A violência na América Latina se banalizou por completo. O assassinato de Fernando Villavicencio, candidato à Presidência da República no Equador, na última quarta-feira, foi apenas mais um capítulo das tragédias que têm se repetido em toda a região, tomada pelo crime organizado e pelo narcotráfico. Para onde quer que se olhe, os índices de homicídios na guerra urbana não param de subir. E, agora, o descalabro avança sobre a política, colocando em risco a democracia. As eleições equatorianas estão mantidas para 20 de agosto, e o país decretou Estado de exceção.
Villavicencio foi o terceiro político assassinado no Equador neste ano. No mês passado, o candidato ao Legislativo Rider Sánchez foi morto na cidade de Quinindé, a noroeste do país. Em fevereiro, Omar Menéndez teve a vida ceifada a tiros um dia antes das eleições em que saiu vitorioso, com 46,2% dos votos, para prefeito de Puerto López. Esses crimes coincidem com o salto impressionante nos indicadores de violência no país. Em 2017, o Equador chegou a ter o menor número de homicídios por 100 mil habitantes: 5,8. Agora, esse índice subiu para 36, próximo de países em guerra.
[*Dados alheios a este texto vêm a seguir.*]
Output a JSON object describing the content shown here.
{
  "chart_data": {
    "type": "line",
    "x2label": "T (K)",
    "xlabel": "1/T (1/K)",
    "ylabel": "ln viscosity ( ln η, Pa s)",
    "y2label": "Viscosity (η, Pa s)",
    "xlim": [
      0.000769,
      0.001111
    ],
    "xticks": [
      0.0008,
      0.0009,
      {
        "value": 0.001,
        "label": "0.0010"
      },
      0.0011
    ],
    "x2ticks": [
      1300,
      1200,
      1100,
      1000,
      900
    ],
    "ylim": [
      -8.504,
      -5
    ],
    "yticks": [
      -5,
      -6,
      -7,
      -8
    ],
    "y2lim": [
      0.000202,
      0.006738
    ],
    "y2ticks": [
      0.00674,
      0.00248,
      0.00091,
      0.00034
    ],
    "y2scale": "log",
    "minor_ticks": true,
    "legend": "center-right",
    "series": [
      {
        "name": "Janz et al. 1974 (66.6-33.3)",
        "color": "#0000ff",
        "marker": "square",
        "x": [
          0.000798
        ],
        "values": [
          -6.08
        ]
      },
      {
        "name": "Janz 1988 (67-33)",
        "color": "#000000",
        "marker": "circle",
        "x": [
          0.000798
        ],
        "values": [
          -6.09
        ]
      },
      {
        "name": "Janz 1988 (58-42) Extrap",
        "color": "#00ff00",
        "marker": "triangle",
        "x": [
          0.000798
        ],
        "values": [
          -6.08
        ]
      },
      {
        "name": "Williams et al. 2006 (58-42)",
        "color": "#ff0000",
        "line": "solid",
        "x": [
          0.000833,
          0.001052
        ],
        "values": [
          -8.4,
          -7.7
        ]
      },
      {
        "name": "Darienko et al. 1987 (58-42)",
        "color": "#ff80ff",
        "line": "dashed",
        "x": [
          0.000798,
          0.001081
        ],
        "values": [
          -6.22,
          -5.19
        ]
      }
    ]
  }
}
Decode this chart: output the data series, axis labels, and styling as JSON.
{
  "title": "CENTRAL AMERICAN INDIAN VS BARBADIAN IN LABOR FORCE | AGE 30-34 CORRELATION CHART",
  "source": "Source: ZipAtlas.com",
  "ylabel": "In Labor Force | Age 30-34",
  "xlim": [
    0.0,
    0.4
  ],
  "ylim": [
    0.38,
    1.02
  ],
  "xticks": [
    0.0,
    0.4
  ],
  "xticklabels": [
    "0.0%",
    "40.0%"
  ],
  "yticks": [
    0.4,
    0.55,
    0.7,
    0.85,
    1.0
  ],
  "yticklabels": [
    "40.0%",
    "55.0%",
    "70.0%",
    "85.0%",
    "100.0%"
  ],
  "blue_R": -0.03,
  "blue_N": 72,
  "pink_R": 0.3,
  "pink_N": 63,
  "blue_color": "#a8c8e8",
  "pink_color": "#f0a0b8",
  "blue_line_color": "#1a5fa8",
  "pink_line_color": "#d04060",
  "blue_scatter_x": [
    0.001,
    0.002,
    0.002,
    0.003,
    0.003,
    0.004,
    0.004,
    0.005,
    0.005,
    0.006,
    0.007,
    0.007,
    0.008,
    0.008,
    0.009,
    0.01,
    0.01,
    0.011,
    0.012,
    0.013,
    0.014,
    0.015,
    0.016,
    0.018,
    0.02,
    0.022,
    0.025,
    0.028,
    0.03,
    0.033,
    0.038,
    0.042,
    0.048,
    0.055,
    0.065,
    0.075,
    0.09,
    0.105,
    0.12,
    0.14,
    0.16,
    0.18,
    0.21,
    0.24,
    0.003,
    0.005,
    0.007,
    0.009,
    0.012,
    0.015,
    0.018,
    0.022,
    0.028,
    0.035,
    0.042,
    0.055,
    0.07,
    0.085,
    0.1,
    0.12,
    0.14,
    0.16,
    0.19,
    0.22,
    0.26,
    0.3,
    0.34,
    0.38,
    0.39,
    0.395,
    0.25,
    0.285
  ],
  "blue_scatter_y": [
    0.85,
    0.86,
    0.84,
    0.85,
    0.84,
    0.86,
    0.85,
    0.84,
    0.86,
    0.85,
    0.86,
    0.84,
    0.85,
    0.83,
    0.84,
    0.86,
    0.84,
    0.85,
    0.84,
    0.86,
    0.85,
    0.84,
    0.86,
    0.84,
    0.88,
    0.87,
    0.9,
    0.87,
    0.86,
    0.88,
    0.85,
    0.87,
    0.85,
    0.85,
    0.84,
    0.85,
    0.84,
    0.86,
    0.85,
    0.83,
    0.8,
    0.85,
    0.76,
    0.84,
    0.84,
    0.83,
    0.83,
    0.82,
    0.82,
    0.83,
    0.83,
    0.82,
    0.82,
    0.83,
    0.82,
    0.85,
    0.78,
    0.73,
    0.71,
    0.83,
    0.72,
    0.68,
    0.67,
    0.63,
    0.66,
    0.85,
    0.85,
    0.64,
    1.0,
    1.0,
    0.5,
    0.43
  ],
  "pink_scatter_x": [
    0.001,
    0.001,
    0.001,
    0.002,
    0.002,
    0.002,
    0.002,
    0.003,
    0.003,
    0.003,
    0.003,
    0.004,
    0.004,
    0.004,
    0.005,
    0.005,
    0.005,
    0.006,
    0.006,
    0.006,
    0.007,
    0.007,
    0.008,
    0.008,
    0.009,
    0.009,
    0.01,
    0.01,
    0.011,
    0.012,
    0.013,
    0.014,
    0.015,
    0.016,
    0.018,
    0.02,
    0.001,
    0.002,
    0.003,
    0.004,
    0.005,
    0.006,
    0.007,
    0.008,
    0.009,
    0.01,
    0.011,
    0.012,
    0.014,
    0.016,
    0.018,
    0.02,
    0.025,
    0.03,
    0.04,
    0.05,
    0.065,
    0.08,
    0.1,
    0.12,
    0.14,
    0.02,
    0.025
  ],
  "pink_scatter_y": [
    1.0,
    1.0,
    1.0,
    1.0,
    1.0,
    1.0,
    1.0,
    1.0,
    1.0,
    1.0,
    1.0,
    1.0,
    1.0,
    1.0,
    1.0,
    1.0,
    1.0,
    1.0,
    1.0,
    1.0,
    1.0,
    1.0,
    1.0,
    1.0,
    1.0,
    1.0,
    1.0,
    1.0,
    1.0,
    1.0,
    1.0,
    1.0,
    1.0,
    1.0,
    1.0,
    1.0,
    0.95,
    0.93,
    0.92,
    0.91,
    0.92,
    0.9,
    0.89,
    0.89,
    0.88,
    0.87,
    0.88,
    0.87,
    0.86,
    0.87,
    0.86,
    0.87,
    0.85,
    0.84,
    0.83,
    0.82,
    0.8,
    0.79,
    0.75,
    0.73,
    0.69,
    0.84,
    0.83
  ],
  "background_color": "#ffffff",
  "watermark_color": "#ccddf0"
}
Ao sul da América Latina, a Argentina vive o mesmo fenômeno de descontrole da violência às vésperas de eleições. Três mortes nos últimos dias colocaram o tema nos debates dos presidenciáveis, estimulando discursos populistas, em especial da extrema-direita. A menina Morena Domínguez, 11 anos, morreu depois de ter a mochila roubada na porta da escola por dois motoqueiros. O manifestante de esquerda Facundo Morales, 47, teve um mal súbito ao ser detido pela polícia em uma manifestação. O médico Juan Carlos Cruz, 52, faleceu ao ser baleado quando ladrões roubavam o carro dele.
A Argentina sempre foi uma das nações mais seguras da região. Mas políticas equivocadas, que empurraram o país para a mais grave crise econômica de sua história, com 40% da população na pobreza, mudaram a realidade dos argentinos. A taxa de homicídio no país vizinho alcançou 4,2 homicídios por 100 mil habitantes, ainda bem distante do índice brasileiro, de 19,5. O clima de insegurança perturba os eleitores, que apontam o tema como o mais importante depois da inflação galopante. A região metropolitana de Buenos Aires concentra quase 40% dos crimes.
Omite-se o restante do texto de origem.